La première impression des visiteurs à la découverte des carrosses de Versailles sera sans aucun doute l’émerveillement. Ces véhicules de grand apparat ont d’ailleurs été conçus précisément pour frapper les esprits. Le carrosse est la synthèse de tous les arts décoratifs français. D’un luxe ostentatoire, ornés à profusion d’ors et de sculptures, leur fabrication entraîne le concours des meilleurs artistes et artisans de luxe : sellier-carrossier, architecte, menuisier, sculpteur, miroitier, charron, serrurier, bronzier, ciseleur, doreur, fondeur, plaqueur, peintre, vernisseur, passementier, brodeur… Madame de Sévigné, dans sa correspondance, rappelle par ailleurs l’émerveillement que lui inspira l’un de ses voyages dans un carrosse particulièrement fastueux : « Nous fûmes hier, mon fils et moi, dans une calèche à six chevaux, il n’y a rien de plus joli, il semble qu’on vole ».

Étude pour le carrosse de la reine Marie-Thérèse, Adam-Frans Van der Meulen (1632-1690) © RMN-Grand Palais (Château de Versailles) / Gérard Blot

Au-delà de sa qualité artistique, la collection est aussi, en quelque sorte, un salon de l’Auto des XVIIIe et XIXe siècles, présentant les plus beaux prototypes et les dernières avancées de la carrosserie française en matière de confort, de performance et de technique. C’est sous le règne de Louis XIV qu’apparaissent les premiers carrosses en France.

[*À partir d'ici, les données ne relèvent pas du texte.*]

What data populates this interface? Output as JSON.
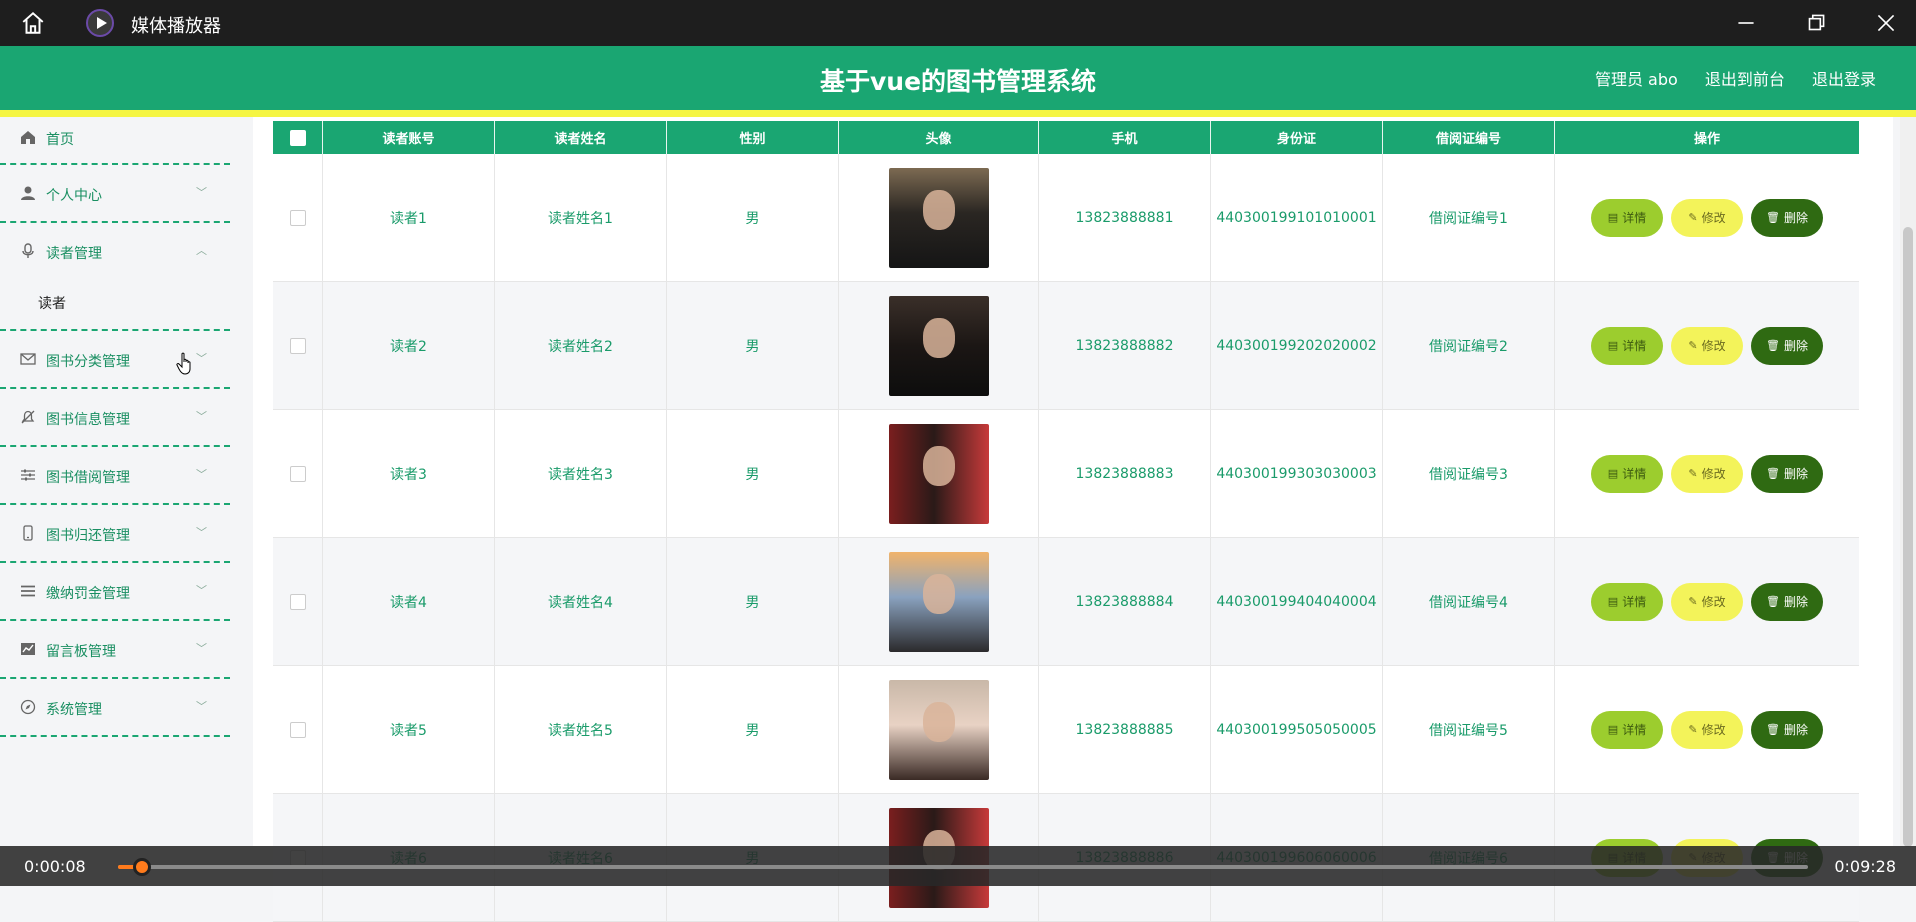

Vers 1660-1665, à Paris, Jean Le Pautre invente le « grand carrosse moderne », avec deux évolutions décisives : une caisse entièrement fermée et vitrée, et un train muni d’une flèche comportant à l’avant des arcs en fer, dits en col de cygne, sous lesquels les roues avant peuvent s’engager pour tourner à angle droit. Au XVIIe siècle, l’angle de braquage des voitures augmente ainsi de 30 à 90 degrés, constituant le progrès le plus important dans l’histoire de la carrosserie.

« Une voiture est à la fois une machine et un objet d’art ; il faut à l’architecte qui en dirige l’exécution les connaissances d’un mécanicien et l’étoffe d’un artiste. »

Peu après cette première invention, les modèles de voitures se diversifient : carrosses coupés, berlines plus sûres et confortables, élégantes calèches, soufflets rapides, landau de cérémonie, chaise de poste… Et bientôt, les berlines proposent de nouvelles « options », des accessoires améliorant le confort des passagers. Ce sont les nouveaux marchepieds à tiroir facilitant l’accès aux sièges, les glaces réglables grâce à un système de boutonnière, les jalousies de bois et stores de soie pour se protéger du soleil, les caves, sortes de petits coffres accessibles à tout instant par une trappe ouverte dans le plancher, renfermant nourriture et boissons pour le voyage, les nombreux vides poches dissimulés dans la précieuse garniture des portières, les brassières de tissu permettant de soutenir les bras des voyageurs, et même, luxe suprême, l’éclairage intérieur de l’habitacle grâce à une petite lanterne appliquée juste derrière la glace arrière… Comme pour le mobilier, carrosses et berlines s’adaptent au goût du jour : caisses ornées à profusion d’ors et de sculptures sous le règne de Louis XIV, fantaisie des courbes et contre-courbes de la rocaille sous Louis XV, légèreté et lignes droites sous Louis XVI, simplicité et pureté des volumes au XIXe siècle. Le menuisier et ébéniste André-Jacob Roubo affirmait ainsi : « Une voiture qui plaît et qui est à la mode dans un tempo[s], n’est plus supportable l’année suivante, et cela parce que la mode a changé. »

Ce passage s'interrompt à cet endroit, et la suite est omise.